La pancarte surgit comme une évidence. Roscoff, à gauche. Je fais le tour du rond-point jusqu’aux trois quarts. Mélo me regarde, intriguée.
-Mais Carhaix-Plouguer c’était tout droit !
Nous venons de Plogoff. Quelques jours passés à l’hôtel de la Baie des Trépassés. Une escapade vers l’île de Sein sur le Biniou numéro deux, une coquille de noix où elle a vomi toutes ses tripes dans un sac en plastique à l’aller comme au retour. De longues promenades sur les sentiers côtiers, la mer déchaînée à nos pieds. Quelques fantaisies érotiques ici et là.
-Maintenant c’est Roscoff qui est tout droit, lui dis-je.
 J’ajoute qu’on peut changer de but mais l’important c’est d’y aller droit. On a le temps. C’est juste un petit crochet avant de rentrer à Villeneuve.
Mélo me jette un regard enchanté. Nous prenons la Bretagne par le travers. Roscoff, c’est toujours tout droit et au bout d’une demi-heure, nous découvrons que nous en sommes encore à plus de soixante kilomètres.
-Tu es fou, me dit-elle.
-Soixante kilomètres ce n’est rien et puis regarde, la brume se lève.
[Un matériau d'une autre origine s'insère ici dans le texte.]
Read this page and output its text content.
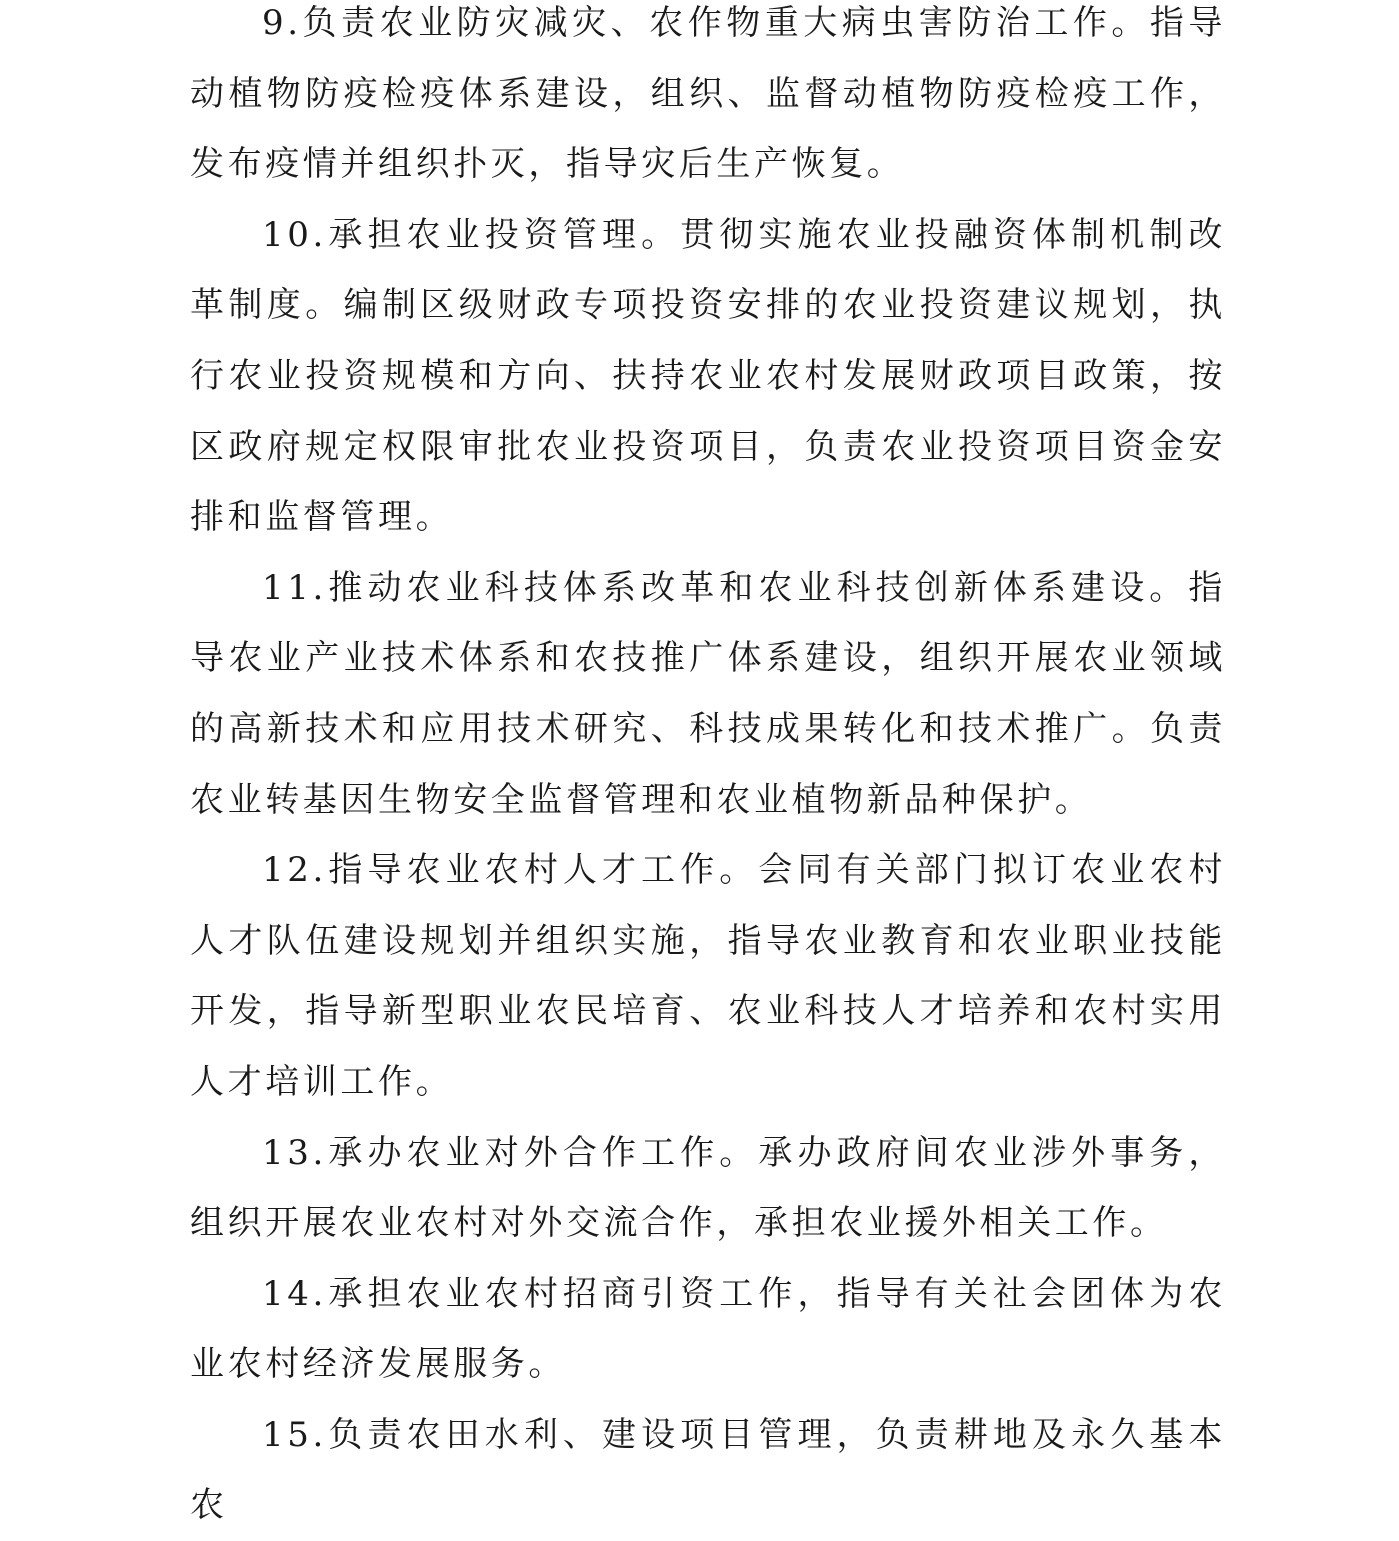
9.负责农业防灾减灾、农作物重大病虫害防治工作。指导动植物防疫检疫体系建设，组织、监督动植物防疫检疫工作，发布疫情并组织扑灭，指导灾后生产恢复。

10.承担农业投资管理。贯彻实施农业投融资体制机制改革制度。编制区级财政专项投资安排的农业投资建议规划，执行农业投资规模和方向、扶持农业农村发展财政项目政策，按区政府规定权限审批农业投资项目，负责农业投资项目资金安排和监督管理。

11.推动农业科技体系改革和农业科技创新体系建设。指导农业产业技术体系和农技推广体系建设，组织开展农业领域的高新技术和应用技术研究、科技成果转化和技术推广。负责农业转基因生物安全监督管理和农业植物新品种保护。

12.指导农业农村人才工作。会同有关部门拟订农业农村人才队伍建设规划并组织实施，指导农业教育和农业职业技能开发，指导新型职业农民培育、农业科技人才培养和农村实用人才培训工作。

13.承办农业对外合作工作。承办政府间农业涉外事务，组织开展农业农村对外交流合作，承担农业援外相关工作。

14.承担农业农村招商引资工作，指导有关社会团体为农业农村经济发展服务。

15.负责农田水利、建设项目管理，负责耕地及永久基本农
Le soleil va bientôt apparaître.
Roscoff est aussi belle que dans mon souvenir avec son port empli de bateaux de pêche aux multiples drapeaux noirs et rouges qui lui donnent un air de mai soixante-huit flottant, ses vieilles maisons de pierres sombres et son église gothique flamboyante. Nous marchons jusqu’au bout de la passerelle permettant l’embarquement et le débarquement des voyageurs de l’île de Batz, jusqu’à avoir les pieds dans l’eau. Mélo a du sourire dans les yeux.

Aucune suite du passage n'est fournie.